• Written By: Alan S. Crandall, MD
    Glaucoma

    This retrospective review found that lens extraction seems to have a beneficial effect on IOP control in primary angle closure (PAC), especially in more advanced cases.

    This study reflects the changing paradigm for managing PAC and PACG. Evidence is mounting that phacoemulsification alone is superior to combined cataract-glaucoma surgery in managing these conditions, even in acute occurrences and in relatively advanced glaucoma cases. However, because this study was retrospective, clinicians should interpret the findings with some caution.

    The authors reviewed the surgical outcomes of phacoemulsification with IOL implantation in 39 patients (55 eyes) with PAC or occludable angles and visually symptomatic cataract. Approximately, 61.8 percent of eyes had received a peripheral iridotomy and 65 percent had evidence of glaucomatous optic neuropathy.

    While all eyes experienced significant IOP reduction, eyes with higher preoperative IOP experienced the greatest reduction (P<0.0001). On average, one less glaucoma medication was required after surgery (P = 0.01). Patients on a higher number of glaucoma medications and those with narrower iridotrabecular angle width, more extensive peripheral anterior synechiae formation, and evidence of glaucomatous optic neuropathy also benefited more from cataract surgery.

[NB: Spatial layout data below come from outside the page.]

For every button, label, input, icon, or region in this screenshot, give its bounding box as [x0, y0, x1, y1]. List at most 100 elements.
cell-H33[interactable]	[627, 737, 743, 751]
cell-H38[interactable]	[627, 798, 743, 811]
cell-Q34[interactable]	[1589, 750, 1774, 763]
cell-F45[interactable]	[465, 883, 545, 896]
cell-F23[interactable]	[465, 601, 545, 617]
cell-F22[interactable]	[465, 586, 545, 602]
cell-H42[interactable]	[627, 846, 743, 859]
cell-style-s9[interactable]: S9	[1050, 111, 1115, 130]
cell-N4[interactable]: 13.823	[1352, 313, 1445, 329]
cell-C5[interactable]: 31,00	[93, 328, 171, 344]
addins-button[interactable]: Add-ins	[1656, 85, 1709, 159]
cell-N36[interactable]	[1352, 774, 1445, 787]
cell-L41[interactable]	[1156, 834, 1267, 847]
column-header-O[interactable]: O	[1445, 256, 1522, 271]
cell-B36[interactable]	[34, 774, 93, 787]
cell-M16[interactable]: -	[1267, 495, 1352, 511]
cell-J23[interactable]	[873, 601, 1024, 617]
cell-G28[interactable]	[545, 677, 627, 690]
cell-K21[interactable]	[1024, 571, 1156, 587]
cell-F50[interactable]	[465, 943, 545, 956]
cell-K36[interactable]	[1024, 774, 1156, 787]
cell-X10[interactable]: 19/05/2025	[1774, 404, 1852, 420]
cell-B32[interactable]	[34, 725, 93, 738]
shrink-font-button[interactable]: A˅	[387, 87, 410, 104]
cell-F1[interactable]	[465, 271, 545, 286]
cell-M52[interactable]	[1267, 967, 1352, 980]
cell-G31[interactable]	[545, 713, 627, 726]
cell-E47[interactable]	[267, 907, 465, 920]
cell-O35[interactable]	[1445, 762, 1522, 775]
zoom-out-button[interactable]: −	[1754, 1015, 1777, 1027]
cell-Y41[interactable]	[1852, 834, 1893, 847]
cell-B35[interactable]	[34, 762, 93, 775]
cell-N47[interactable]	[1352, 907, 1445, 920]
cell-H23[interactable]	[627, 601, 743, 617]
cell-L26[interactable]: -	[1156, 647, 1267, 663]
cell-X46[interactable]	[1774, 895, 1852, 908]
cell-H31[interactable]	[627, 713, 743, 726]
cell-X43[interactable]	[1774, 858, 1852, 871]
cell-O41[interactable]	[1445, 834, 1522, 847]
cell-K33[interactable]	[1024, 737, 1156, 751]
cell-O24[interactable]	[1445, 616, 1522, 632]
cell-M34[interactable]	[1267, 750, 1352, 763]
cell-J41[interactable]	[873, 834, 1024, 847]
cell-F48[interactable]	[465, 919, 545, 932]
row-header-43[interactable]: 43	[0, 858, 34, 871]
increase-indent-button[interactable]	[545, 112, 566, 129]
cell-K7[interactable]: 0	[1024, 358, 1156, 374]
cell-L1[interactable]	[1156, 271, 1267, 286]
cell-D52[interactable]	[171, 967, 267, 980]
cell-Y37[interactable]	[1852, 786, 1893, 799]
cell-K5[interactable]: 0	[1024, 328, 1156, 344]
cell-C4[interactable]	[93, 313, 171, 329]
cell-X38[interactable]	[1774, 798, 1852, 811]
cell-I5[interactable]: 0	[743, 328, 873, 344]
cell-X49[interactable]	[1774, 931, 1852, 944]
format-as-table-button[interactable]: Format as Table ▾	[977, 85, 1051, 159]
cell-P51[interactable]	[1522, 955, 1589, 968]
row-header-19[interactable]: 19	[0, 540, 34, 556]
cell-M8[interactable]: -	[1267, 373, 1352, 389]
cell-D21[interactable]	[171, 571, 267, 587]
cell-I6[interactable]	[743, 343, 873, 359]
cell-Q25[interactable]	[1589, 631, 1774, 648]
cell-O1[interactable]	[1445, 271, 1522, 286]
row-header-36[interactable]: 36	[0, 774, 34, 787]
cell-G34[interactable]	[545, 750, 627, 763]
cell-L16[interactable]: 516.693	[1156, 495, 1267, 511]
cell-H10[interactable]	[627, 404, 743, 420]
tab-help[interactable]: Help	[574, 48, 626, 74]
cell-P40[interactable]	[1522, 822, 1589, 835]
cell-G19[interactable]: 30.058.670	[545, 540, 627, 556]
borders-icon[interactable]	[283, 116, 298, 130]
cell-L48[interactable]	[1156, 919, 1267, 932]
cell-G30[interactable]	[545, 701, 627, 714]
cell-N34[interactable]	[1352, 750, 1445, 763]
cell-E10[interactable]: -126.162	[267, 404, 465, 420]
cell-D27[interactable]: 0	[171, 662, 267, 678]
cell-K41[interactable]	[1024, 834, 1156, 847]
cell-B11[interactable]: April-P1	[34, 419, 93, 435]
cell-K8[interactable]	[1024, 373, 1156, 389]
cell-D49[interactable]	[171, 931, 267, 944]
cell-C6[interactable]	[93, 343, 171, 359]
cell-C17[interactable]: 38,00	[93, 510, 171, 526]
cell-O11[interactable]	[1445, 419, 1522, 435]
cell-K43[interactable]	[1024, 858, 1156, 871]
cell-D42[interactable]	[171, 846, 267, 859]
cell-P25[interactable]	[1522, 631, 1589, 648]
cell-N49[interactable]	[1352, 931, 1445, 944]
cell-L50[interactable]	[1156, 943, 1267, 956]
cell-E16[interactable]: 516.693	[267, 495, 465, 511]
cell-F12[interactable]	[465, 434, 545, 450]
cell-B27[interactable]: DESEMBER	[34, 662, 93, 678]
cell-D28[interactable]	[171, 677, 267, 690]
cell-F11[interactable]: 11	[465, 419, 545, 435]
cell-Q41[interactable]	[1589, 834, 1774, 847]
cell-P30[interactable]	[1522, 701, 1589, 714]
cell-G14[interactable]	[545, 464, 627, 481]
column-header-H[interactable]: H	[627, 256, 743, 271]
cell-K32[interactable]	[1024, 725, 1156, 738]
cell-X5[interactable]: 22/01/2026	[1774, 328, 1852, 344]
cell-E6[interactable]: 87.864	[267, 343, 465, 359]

    The authors note that although 16 percent of the cases were technically nanophthalmic, there were no cases of postoperative uveal effusion syndrome. The earlier formation of a peripheral iridotomy does not seem to influence postoperative IOP. Therefore, these factors should not limit the use of lens extraction as a means of improving IOP control in early-stage PAC or PACG.

    They conclude that these data can be used to support further prospective studies, as patients with significant or advanced PAC could be enrolled without ethical concern.